「光があるところでは影も強くなる」というのはドイツの文豪ゲーテの言葉である。受験シーズンで見事合格を勝ち取り、新生活に胸を躍らせる人がいる一方で、不合格で苦汁をなめた人もいるはずだ。落ち込んでいる人たちのために、「アマソラクリニック」院長で医学部受験塾「MEDUCATE」代表のドラゴン細井氏に“勉強の極意”を聞いた。
――大学受験に根性は必要か
ドラゴン細井(以下細井)まず基本的に大学を受験する人って野球とかサッカーとか特定のスポーツ種目と違ってかなり多いんです。その中で効率とか理論ももちろん大事なんですけど、医学部受験なんて特に倍率が10倍以上になってくる勝負なので、そりゃ必要ってところに帰結しちゃいますよね。運転免許の試験とか「何点以下を落としますよ」みたいなものだったら根性論なんていらないんですけど。
――わかっていても肝心の“やる気”が出てこない
細井 思春期には性格とか年齢によってそれぞれみんなやりたいことがあると思うんですけど、自分の好き放題やり続けて成功する人がいるかって考えると、結局僕ら先輩たちが歴史として証明しているわけじゃないですか。学生時代遊んでいただけで仕事で成功した人はいないと思います。子供はバカじゃないんでいつかは大学受験が訪れるとわかっているんです。だからその子がなりたいと思っている人物像を身近に置いてあげることが、親としてはすごい大事かなと思います。
――例えばドラゴン細井になるとしたら
細井 まず医師免許取らなきゃいけないんですよ。
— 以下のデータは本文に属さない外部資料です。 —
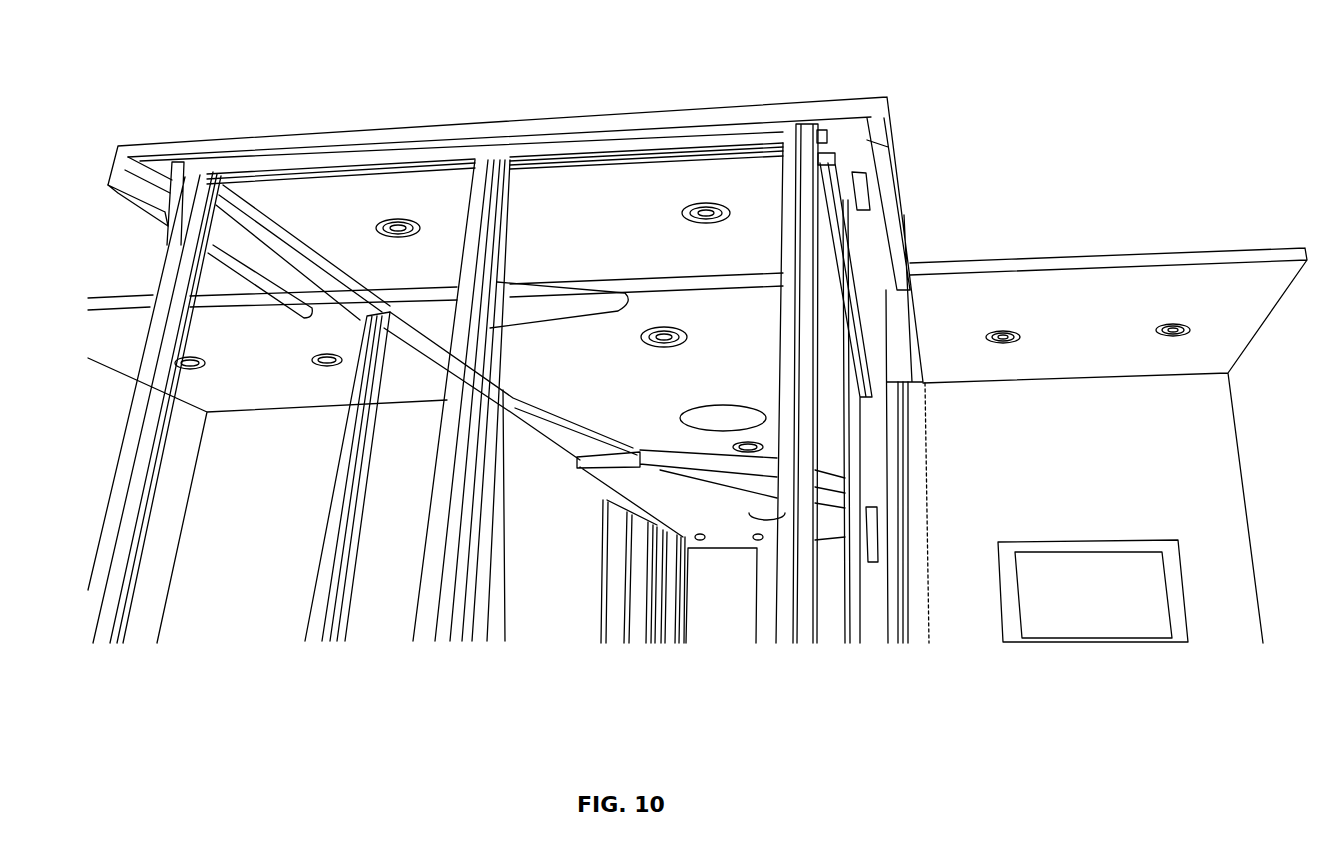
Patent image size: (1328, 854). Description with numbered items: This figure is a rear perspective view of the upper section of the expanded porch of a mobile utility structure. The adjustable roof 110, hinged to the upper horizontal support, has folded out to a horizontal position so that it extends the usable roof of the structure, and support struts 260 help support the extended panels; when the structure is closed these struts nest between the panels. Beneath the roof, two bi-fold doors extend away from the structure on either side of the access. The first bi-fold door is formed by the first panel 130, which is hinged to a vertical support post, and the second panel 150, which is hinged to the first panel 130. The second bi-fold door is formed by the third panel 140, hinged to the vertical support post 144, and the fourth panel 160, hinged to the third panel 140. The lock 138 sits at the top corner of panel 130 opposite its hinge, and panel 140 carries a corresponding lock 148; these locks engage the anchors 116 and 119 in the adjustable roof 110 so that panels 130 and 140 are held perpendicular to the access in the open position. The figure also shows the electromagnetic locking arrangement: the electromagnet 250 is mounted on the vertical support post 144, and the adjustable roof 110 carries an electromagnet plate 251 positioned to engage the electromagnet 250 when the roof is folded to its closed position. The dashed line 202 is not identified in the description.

The adjustable roof 110 is at (653, 116).
The anchor 116 is at (174, 162).
The anchor 119 is at (822, 128).
The first panel 130 is at (290, 222).
The lock 138 is at (112, 178).
The third panel 140 is at (810, 263).
The vertical support post 144 is at (863, 357).
The lock 148 is at (825, 152).
The second panel 150 is at (290, 165).
The fourth panel 160 is at (521, 152).
The partition line 202 is at (932, 572).
The electromagnet 250 is at (875, 535).
The electromagnet plate 251 is at (862, 190).
The support struts 260 is at (840, 277).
で、医学部に行くためには渋谷幕張(=細井氏の母校、偏差値76)レベルの中高に入って、市谷の駿台で一浪しなきゃいけないですよね、これは完全に僕の話ですけど(笑い)。でも、そういうロールモデルがいるとわかりやすいってことなんですよ。
――自分の先輩を見ることも大事
細井 僕の場合は中学高校や予備校で医学部に行く先輩を間近で見た。でも実際に合格した人と触れ合ったりすることができない環境の子は、地元の集団授業の塾よりもオンライン個別指導のほうが向いているとは思います。
――失敗した人にはどう声をかけるべきか
細井 失敗するのには必ず理由があるわけで、本人たちもほとんどの人がわかってると思うんですよね。「誰もが受かると思っていたけれど失敗した」なんて人も実際いるけど非常にまれ。で、僕らプロの合否の読みは外れないことがほとんどなので、受験直前になる前から「このままだとヤバイよ」「来年も見据えないと」と保護者の方も交えて話をさせていただいていることが多いです。
――親が子供のやる気スイッチを押すことはできるか
細井 その子自体をよく知るってことが大事。例えば今ゲームしている子がいて、彼は本当にゲームがしたいのか。たぶんゲームしたいけれども、クラスのみんながやっているからとか、認められたいからかもしれない。それで「将来的に自分が損していいのか?」と問うと「損はしたくない」っていうんです。じゃあ1日ゲームするごとに年収が5万円減ってますとかちょっとでも具体化して伝えてあげることが大事だと思います。
――それはドキッとしそうだ
細井 プロゲーマーになるんだったらそれで稼げるし全然いいんですけど、そこまでの才能もないのにあなたの時間を使うこと自体がむちゃくちゃロスだよって数字で説明してあげる。彼らは自分でも罪悪感だったり背徳感の中で遊んでいる。このままじゃヤバイってわかってるけどなかなか体が動かないのが思春期なので、そこをくみ取りつつ、変われるように仕向けてあげるのがいいかと。
――細井先生は浪人時代も遊んでたのに?
細井 あー、ゴリゴリ遊んでましたね(笑い)。親からは常に「人生終わる」みたいなこと言われてましたよ。あるタイミングで「オレやるわ、行くわ東大」って勉強を始めましたけど…その話は長くなるのでまた今度!
☆どらごん・ほそい 本名・細井龍。1988年、千葉県生まれ。形成外科医・美容外科医・医学部受験塾塾長。渋谷幕張高校から千葉大医学部卒。JR東京総合病院で初期研修、がん研有明病院形成外科で後期研修医。2020年「アマソラクリニック」を開院。医学部受験塾「MEDUCATE」代表。ユーチューブ「令和の虎」など出演多数。